Could we think of thinking in some other, perhaps less domestic way? There is a recent tendency to imagine the mind as a computer, sometimes capable of “re-wiring”, but in the 19th century it was a loom, making patterns in the cloth of memory and knowledge. The obvious metaphor for thought comes from the most sophisticated technology at any given moment.

Metaphor makes reality. We can’t think without it, but the images we choose constrain our thinking

Almost everything from cancer to hobbies is now described as “your journey”, fantasising a quest with a setting-out, hardship overcome and a triumphant ending, promising linear progress through the formlessness and reiteration of messy life. I prefer words that don’t make false promises: your cancer experience, your knitting practice. No destination, no sunlit uplands.

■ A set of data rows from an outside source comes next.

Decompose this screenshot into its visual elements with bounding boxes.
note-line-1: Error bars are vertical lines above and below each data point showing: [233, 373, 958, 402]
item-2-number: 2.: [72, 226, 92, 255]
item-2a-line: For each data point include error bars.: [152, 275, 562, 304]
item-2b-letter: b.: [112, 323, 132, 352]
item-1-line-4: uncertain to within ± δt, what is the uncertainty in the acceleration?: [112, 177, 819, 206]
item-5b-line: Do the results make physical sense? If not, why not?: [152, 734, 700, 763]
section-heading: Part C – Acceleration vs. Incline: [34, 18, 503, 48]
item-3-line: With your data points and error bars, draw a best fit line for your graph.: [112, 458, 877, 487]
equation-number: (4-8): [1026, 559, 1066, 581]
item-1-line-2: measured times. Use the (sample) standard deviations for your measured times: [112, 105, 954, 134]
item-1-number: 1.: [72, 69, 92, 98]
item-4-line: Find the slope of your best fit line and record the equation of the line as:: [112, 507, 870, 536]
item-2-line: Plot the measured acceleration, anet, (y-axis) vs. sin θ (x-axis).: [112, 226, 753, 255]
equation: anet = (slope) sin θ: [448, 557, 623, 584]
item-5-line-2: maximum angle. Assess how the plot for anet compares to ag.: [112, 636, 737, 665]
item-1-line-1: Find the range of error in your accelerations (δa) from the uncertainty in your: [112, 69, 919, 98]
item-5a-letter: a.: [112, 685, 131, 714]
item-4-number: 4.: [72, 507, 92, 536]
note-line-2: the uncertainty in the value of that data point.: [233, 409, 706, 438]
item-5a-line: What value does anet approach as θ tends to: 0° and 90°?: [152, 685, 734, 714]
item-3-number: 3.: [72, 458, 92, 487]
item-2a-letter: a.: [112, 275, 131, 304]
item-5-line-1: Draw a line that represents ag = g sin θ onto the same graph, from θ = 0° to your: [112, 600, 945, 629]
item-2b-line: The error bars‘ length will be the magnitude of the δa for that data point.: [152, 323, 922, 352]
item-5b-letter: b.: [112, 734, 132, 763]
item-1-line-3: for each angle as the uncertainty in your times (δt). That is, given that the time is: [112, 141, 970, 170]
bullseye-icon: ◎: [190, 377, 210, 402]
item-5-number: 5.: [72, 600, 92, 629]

People say ‘I don’t know how you keep going’. The truth is you don’t have a choiceOpens in new window ]

Metaphor makes reality. We can’t think without it, but the images we choose constrain our thinking. This is why xenophobic politicians like to refer to the people they fear as “hordes” or “infestations”; why we should reject any rhetoric that imagines humans as things. The simile “that person is like a rat” calls attention to similarities and differences (whiskers? tail? wiffly nose?). The metaphor “that person is a rat”, or worse, “all those people are rats” invites inhuman treatment. We know there are no whiskers and tails in the case, rather contamination, rapacity, the regrettable necessity of extermination.

Watch out for metaphors. Sometimes they enlighten you, and sometimes they kill.